Wenn du mit deiner Band von damals jetzt bei dir als Universal-Boss anklopfen würdest, würdest du dein früheres Ich unter Vertrag nehmen?

Hannes Eder: Mit dem Sound, den wir damals g’habt haben?

Naja, stellen wir uns vor, es wäre ein wenig der Zeit angepasst…

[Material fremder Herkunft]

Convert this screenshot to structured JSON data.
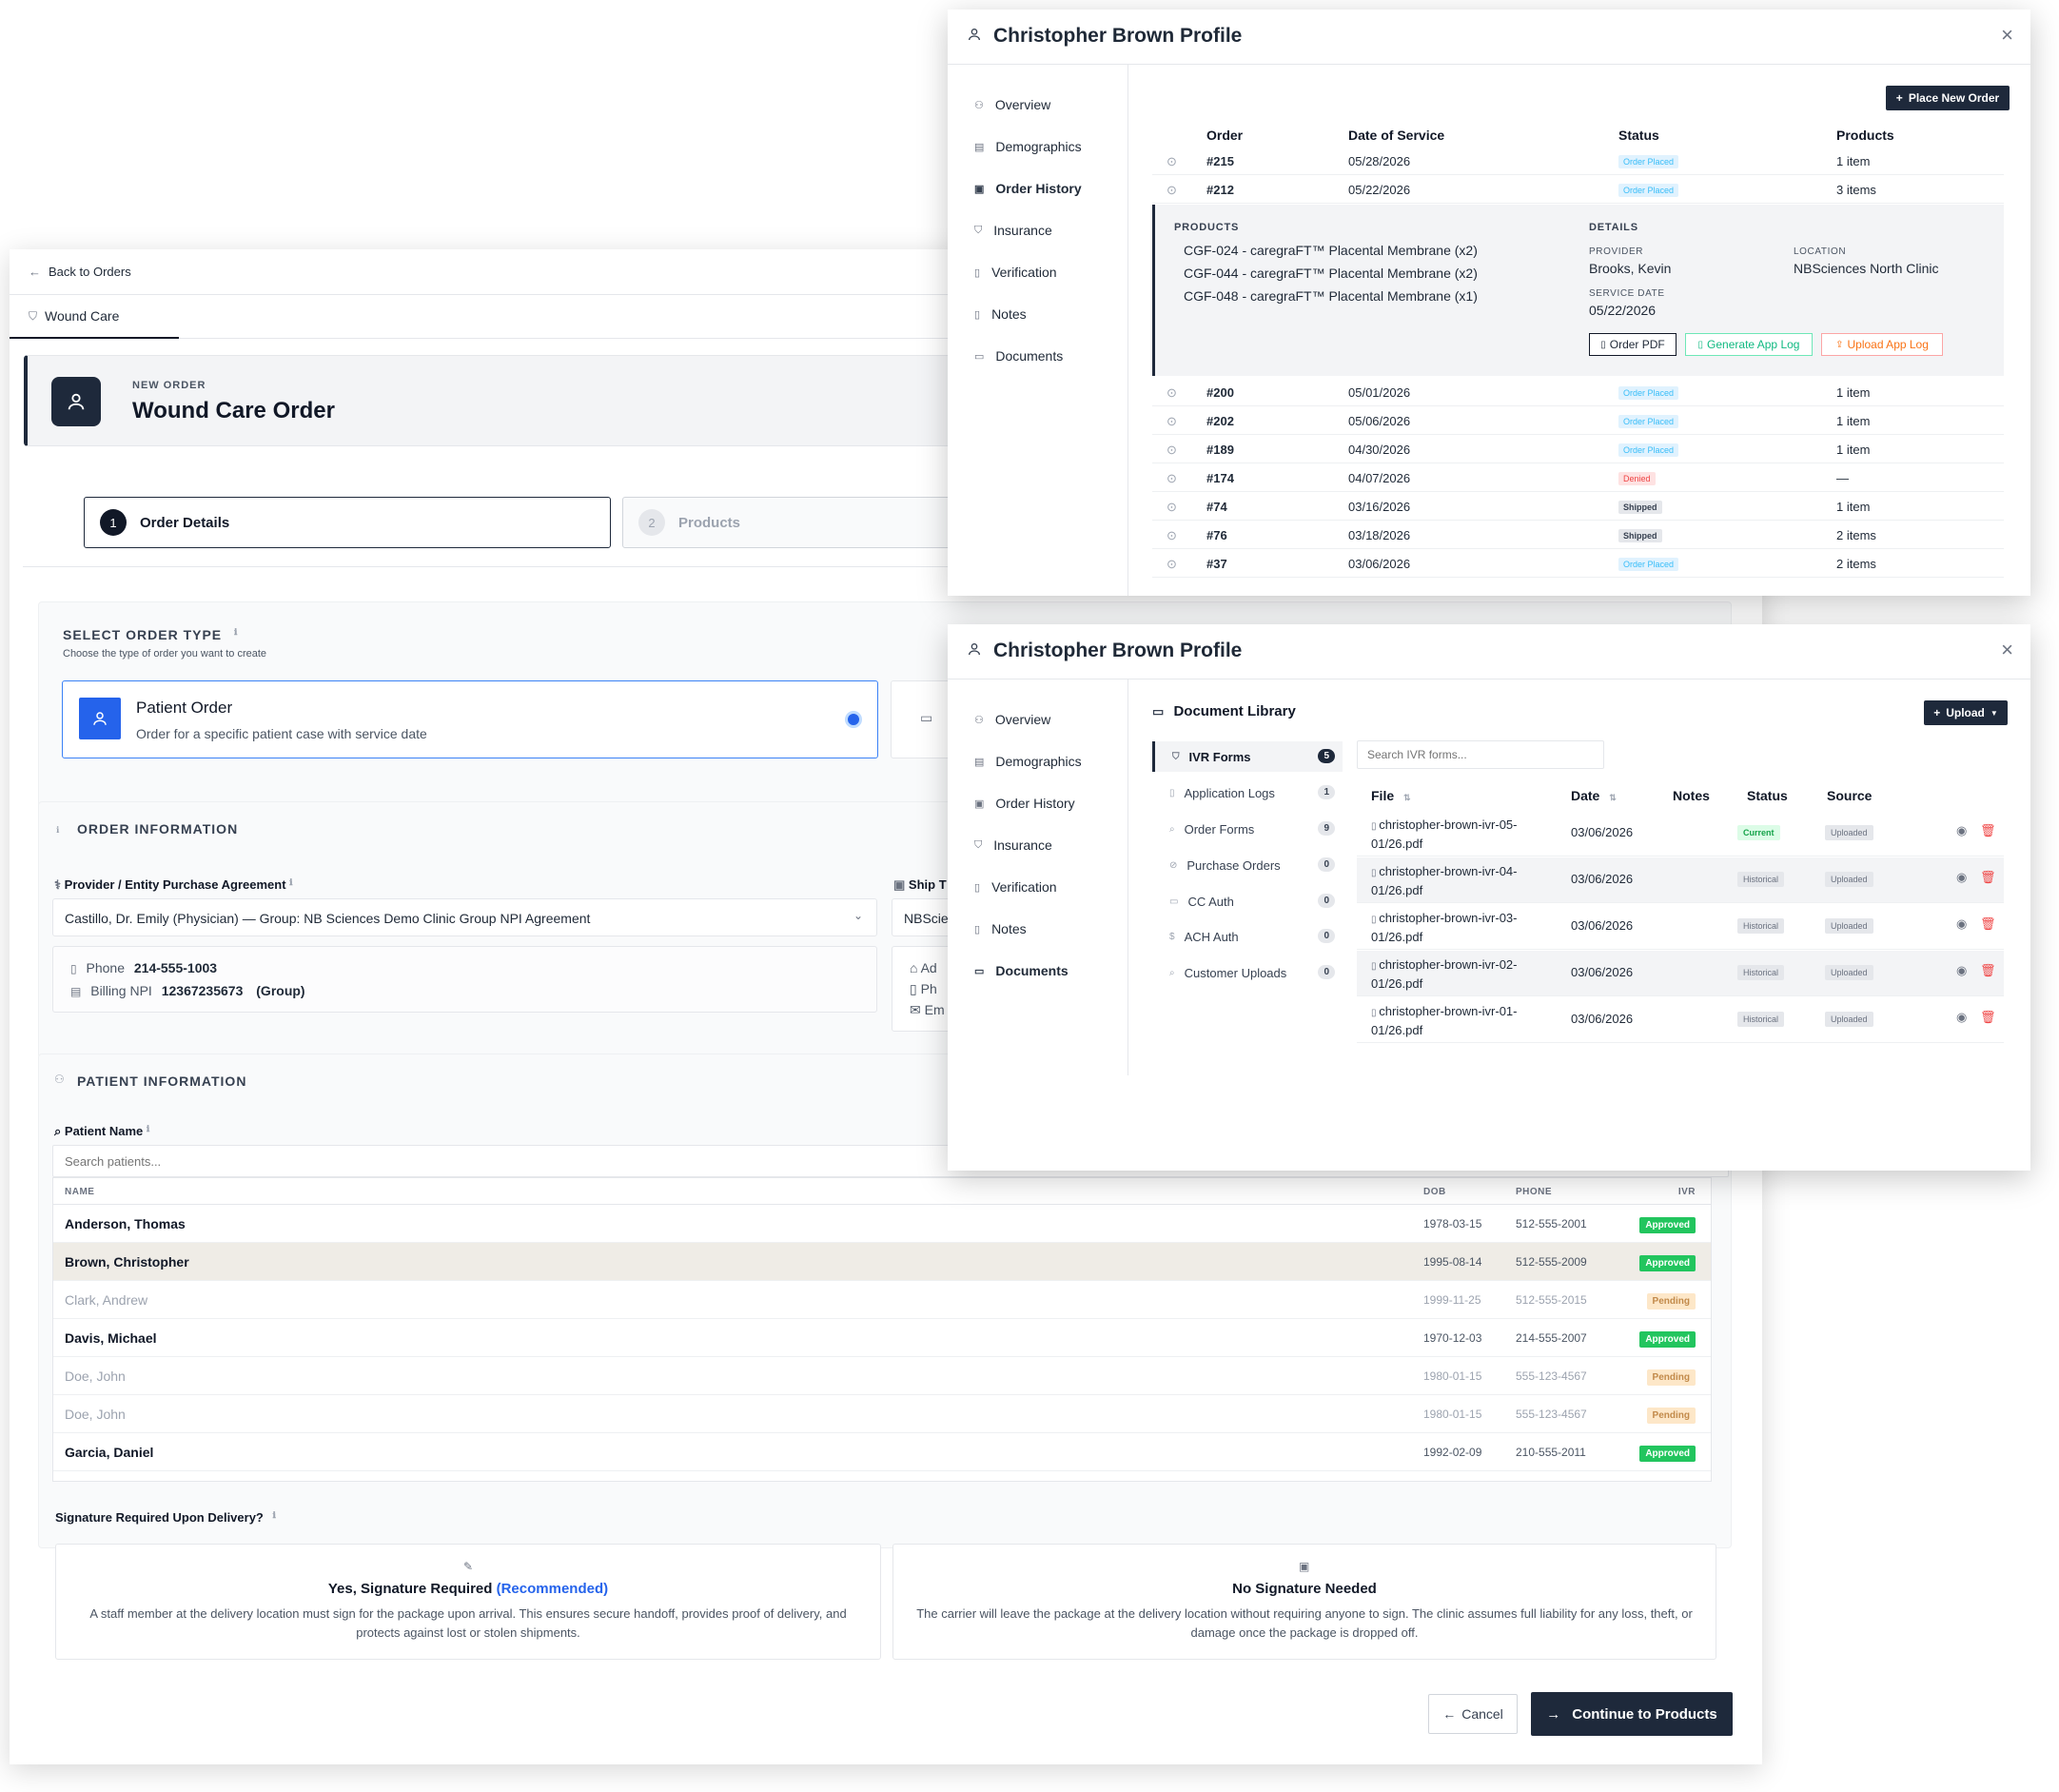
{
  "order_page": {
    "back_label": "Back to Orders",
    "tab_label": "Wound Care",
    "hero": {
      "kicker": "NEW ORDER",
      "title": "Wound Care Order"
    },
    "steps": [
      {
        "num": "1",
        "label": "Order Details"
      },
      {
        "num": "2",
        "label": "Products"
      }
    ],
    "order_type": {
      "heading": "SELECT ORDER TYPE",
      "info": "ℹ",
      "subtitle": "Choose the type of order you want to create",
      "patient_card": {
        "title": "Patient Order",
        "desc": "Order for a specific patient case with service date"
      }
    },
    "order_info": {
      "heading": "ORDER INFORMATION",
      "agreement_label": "Provider / Entity Purchase Agreement",
      "agreement_value": "Castillo, Dr. Emily (Physician) — Group: NB Sciences Demo Clinic Group NPI Agreement",
      "phone_label": "Phone",
      "phone_value": "214-555-1003",
      "npi_label": "Billing NPI",
      "npi_value": "12367235673",
      "npi_type": "(Group)",
      "ship_label": "Ship T",
      "ship_value": "NBScie",
      "ship_lines": [
        "Ad",
        "Ph",
        "Em"
      ]
    },
    "patient_info": {
      "heading": "PATIENT INFORMATION",
      "name_label": "Patient Name",
      "search_placeholder": "Search patients...",
      "columns": {
        "name": "NAME",
        "dob": "DOB",
        "phone": "PHONE",
        "ivr": "IVR"
      },
      "rows": [
        {
          "name": "Anderson, Thomas",
          "dob": "1978-03-15",
          "phone": "512-555-2001",
          "ivr": "Approved"
        },
        {
          "name": "Brown, Christopher",
          "dob": "1995-08-14",
          "phone": "512-555-2009",
          "ivr": "Approved"
        },
        {
          "name": "Clark, Andrew",
          "dob": "1999-11-25",
          "phone": "512-555-2015",
          "ivr": "Pending"
        },
        {
          "name": "Davis, Michael",
          "dob": "1970-12-03",
          "phone": "214-555-2007",
          "ivr": "Approved"
        },
        {
          "name": "Doe, John",
          "dob": "1980-01-15",
          "phone": "555-123-4567",
          "ivr": "Pending"
        },
        {
          "name": "Doe, John",
          "dob": "1980-01-15",
          "phone": "555-123-4567",
          "ivr": "Pending"
        },
        {
          "name": "Garcia, Daniel",
          "dob": "1992-02-09",
          "phone": "210-555-2011",
          "ivr": "Approved"
        }
      ]
    },
    "signature": {
      "question": "Signature Required Upon Delivery?",
      "yes_title": "Yes, Signature Required",
      "yes_tag": "(Recommended)",
      "yes_body": "A staff member at the delivery location must sign for the package upon arrival. This ensures secure handoff, provides proof of delivery, and protects against lost or stolen shipments.",
      "no_title": "No Signature Needed",
      "no_body": "The carrier will leave the package at the delivery location without requiring anyone to sign. The clinic assumes full liability for any loss, theft, or damage once the package is dropped off."
    },
    "actions": {
      "cancel": "Cancel",
      "continue": "Continue to Products"
    }
  },
  "profile_orders": {
    "title": "Christopher Brown Profile",
    "nav": [
      "Overview",
      "Demographics",
      "Order History",
      "Insurance",
      "Verification",
      "Notes",
      "Documents"
    ],
    "place_order": "Place New Order",
    "columns": {
      "order": "Order",
      "date": "Date of Service",
      "status": "Status",
      "products": "Products"
    },
    "rows_top": [
      {
        "order": "#215",
        "date": "05/28/2026",
        "status": "Order Placed",
        "products": "1 item"
      },
      {
        "order": "#212",
        "date": "05/22/2026",
        "status": "Order Placed",
        "products": "3 items"
      }
    ],
    "expanded": {
      "products_label": "PRODUCTS",
      "products": [
        "CGF-024 - caregraFT™ Placental Membrane (x2)",
        "CGF-044 - caregraFT™ Placental Membrane (x2)",
        "CGF-048 - caregraFT™ Placental Membrane (x1)"
      ],
      "details_label": "DETAILS",
      "provider_label": "PROVIDER",
      "provider": "Brooks, Kevin",
      "location_label": "LOCATION",
      "location": "NBSciences North Clinic",
      "service_date_label": "SERVICE DATE",
      "service_date": "05/22/2026",
      "btn_pdf": "Order PDF",
      "btn_gen": "Generate App Log",
      "btn_upload": "Upload App Log"
    },
    "rows_bottom": [
      {
        "order": "#200",
        "date": "05/01/2026",
        "status": "Order Placed",
        "products": "1 item"
      },
      {
        "order": "#202",
        "date": "05/06/2026",
        "status": "Order Placed",
        "products": "1 item"
      },
      {
        "order": "#189",
        "date": "04/30/2026",
        "status": "Order Placed",
        "products": "1 item"
      },
      {
        "order": "#174",
        "date": "04/07/2026",
        "status": "Denied",
        "products": "—"
      },
      {
        "order": "#74",
        "date": "03/16/2026",
        "status": "Shipped",
        "products": "1 item"
      },
      {
        "order": "#76",
        "date": "03/18/2026",
        "status": "Shipped",
        "products": "2 items"
      },
      {
        "order": "#37",
        "date": "03/06/2026",
        "status": "Order Placed",
        "products": "2 items"
      }
    ]
  },
  "profile_docs": {
    "title": "Christopher Brown Profile",
    "library_title": "Document Library",
    "upload": "Upload",
    "search_placeholder": "Search IVR forms...",
    "categories": [
      {
        "label": "IVR Forms",
        "count": "5"
      },
      {
        "label": "Application Logs",
        "count": "1"
      },
      {
        "label": "Order Forms",
        "count": "9"
      },
      {
        "label": "Purchase Orders",
        "count": "0"
      },
      {
        "label": "CC Auth",
        "count": "0"
      },
      {
        "label": "ACH Auth",
        "count": "0"
      },
      {
        "label": "Customer Uploads",
        "count": "0"
      }
    ],
    "columns": {
      "file": "File",
      "date": "Date",
      "notes": "Notes",
      "status": "Status",
      "source": "Source"
    },
    "files": [
      {
        "file": "christopher-brown-ivr-05-01/26.pdf",
        "date": "03/06/2026",
        "status": "Current",
        "source": "Uploaded"
      },
      {
        "file": "christopher-brown-ivr-04-01/26.pdf",
        "date": "03/06/2026",
        "status": "Historical",
        "source": "Uploaded"
      },
      {
        "file": "christopher-brown-ivr-03-01/26.pdf",
        "date": "03/06/2026",
        "status": "Historical",
        "source": "Uploaded"
      },
      {
        "file": "christopher-brown-ivr-02-01/26.pdf",
        "date": "03/06/2026",
        "status": "Historical",
        "source": "Uploaded"
      },
      {
        "file": "christopher-brown-ivr-01-01/26.pdf",
        "date": "03/06/2026",
        "status": "Historical",
        "source": "Uploaded"
      }
    ]
  }
}
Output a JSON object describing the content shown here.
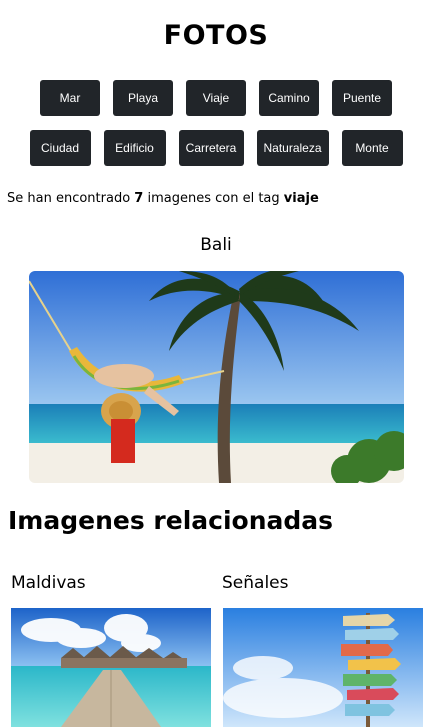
{
  "page": {
    "title": "FOTOS"
  },
  "tags": {
    "row1": [
      "Mar",
      "Playa",
      "Viaje",
      "Camino",
      "Puente"
    ],
    "row2": [
      "Ciudad",
      "Edificio",
      "Carretera",
      "Naturaleza",
      "Monte"
    ]
  },
  "result": {
    "prefix": "Se han encontrado",
    "count": "7",
    "middle": "imagenes con el tag",
    "tag": "viaje"
  },
  "main_photo": {
    "caption": "Bali"
  },
  "related": {
    "title": "Imagenes relacionadas",
    "items": [
      {
        "caption": "Maldivas"
      },
      {
        "caption": "Señales"
      }
    ]
  }
}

Hannes Eder: Äh… naa! Und zwar deswegen, weil’s jetzt andere gibt, die besser sind als wir damals waren. Auch in punkto Einstellung, die heute noch bei vielen Bands dieselbe ist. Die wollen alle Vorteile, die ein großes Label zu bieten hat, aber vom Know-How – und das muss bei uns zwangsläufig vorhanden sein, sonst wären wir nicht so erfolgreich – genau nix wissen. So nach dem Motto: „Gebt’s mir die Marie, aber dreinreden tut’s nix, weil wir wissen eh alles besser als der Rest der Welt.“ Und das ist keine Basis auf der man langfristig mit einem Künstler arbeiten kann. Und kurzfristige Erfolge sind mir wurscht.

Wir sind gespannt, welcher Erfolg die Starmanicas erwartet…

Hannes Eder: Ich auch. Und zwar mindestens genauso (lacht).